148. - Ce système particulièrement avantageux présente tout de même un inconvénient.

Il paraît ici impossible d’obtenir une réparation lorsque les autorités de concurrence

n’auront pas constaté la violation d’une règle, notamment si quoiqu’une pratique existe,

elle soit d’une importance mineure pour que puisse être établie une véritable restriction

à la concurrence. Celle-ci aura tout de même pu causer une atteinte à l’intérêt du

consommateur, de sorte qu’une réparation devrait être envisageable. Il pourrait toutefois

être rétorqué ici qu’il serait fort difficile pour les victimes de prouver tant le

comportement répréhensible, que la réalité et la teneur du préjudice invoqué et ce pour

les raisons qui viennent d’être évoquées auparavant.

149. - Un autre point suscitant la perplexité mérite d’être évoqué, quoiqu’il ne soit pas

nécessairement propre à l’action de groupe « à la française ». Ce propos renvoie

particulièrement à la problématique des moyens alternatifs de lutte contre les violations

faites au droit de la concurrence et à leur conciliation avec le « private enforcement ».

Aucune disposition ne semble avoir été prévue expressément en la matière, notamment

concernant la procédure de clémence, procédure permettant à une ou plusieurs

entreprises parties à une entente de la dénoncer en vue d’obtenir une exonération totale

ou partielle de sanction.

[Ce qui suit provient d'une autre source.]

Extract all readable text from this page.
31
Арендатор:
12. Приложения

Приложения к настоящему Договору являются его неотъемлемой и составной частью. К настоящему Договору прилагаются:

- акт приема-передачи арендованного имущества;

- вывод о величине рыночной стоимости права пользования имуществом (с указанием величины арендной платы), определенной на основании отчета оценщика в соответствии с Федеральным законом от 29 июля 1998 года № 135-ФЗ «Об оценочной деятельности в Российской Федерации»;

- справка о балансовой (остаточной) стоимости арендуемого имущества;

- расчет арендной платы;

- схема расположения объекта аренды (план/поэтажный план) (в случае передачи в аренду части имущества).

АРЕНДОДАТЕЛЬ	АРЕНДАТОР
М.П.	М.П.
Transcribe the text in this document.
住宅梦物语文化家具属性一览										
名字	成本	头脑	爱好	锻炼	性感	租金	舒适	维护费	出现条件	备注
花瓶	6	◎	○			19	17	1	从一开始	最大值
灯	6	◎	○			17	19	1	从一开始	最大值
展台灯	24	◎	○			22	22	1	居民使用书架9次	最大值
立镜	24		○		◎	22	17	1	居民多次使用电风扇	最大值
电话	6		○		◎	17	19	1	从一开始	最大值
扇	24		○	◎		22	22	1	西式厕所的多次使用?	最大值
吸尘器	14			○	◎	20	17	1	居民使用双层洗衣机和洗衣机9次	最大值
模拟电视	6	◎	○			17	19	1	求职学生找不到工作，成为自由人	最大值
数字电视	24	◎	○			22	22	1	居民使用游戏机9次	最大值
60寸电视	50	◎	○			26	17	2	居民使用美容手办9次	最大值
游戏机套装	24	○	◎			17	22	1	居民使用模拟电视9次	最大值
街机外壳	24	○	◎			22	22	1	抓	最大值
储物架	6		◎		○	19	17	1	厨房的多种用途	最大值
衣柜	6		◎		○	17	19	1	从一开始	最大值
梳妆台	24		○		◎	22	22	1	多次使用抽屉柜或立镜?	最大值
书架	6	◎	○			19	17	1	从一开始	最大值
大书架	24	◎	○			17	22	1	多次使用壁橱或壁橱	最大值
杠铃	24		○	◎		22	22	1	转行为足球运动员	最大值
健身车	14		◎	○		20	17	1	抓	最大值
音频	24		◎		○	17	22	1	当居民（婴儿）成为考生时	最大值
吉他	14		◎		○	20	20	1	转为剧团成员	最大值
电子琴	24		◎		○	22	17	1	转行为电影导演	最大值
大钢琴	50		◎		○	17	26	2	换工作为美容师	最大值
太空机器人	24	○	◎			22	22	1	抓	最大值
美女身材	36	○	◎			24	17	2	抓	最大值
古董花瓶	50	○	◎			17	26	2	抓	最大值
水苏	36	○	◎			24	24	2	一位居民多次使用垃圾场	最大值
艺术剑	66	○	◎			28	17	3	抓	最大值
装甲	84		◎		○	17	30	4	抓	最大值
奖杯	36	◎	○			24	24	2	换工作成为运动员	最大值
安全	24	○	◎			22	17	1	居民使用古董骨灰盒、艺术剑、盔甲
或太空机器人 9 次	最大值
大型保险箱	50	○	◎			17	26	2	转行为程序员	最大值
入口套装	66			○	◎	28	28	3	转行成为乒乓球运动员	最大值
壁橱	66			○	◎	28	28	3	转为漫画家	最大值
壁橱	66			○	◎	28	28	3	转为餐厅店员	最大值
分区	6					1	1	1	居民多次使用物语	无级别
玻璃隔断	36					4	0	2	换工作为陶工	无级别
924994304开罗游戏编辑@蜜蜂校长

Quant à l’action de groupe, les manquements auront pu être

établis dans un tel cadre, de sorte qu’elle aurait tout à fait vocation à entrer en jeu de

manière fructueuse.

183 A.-S. CHONE-GRIMALDI, Avant-projet de loi « Hamon » : Les apports en droit de la concurrence, La Semaine Juridique Entreprise et Affaires n° 15, 11 avril 2013, act. 265.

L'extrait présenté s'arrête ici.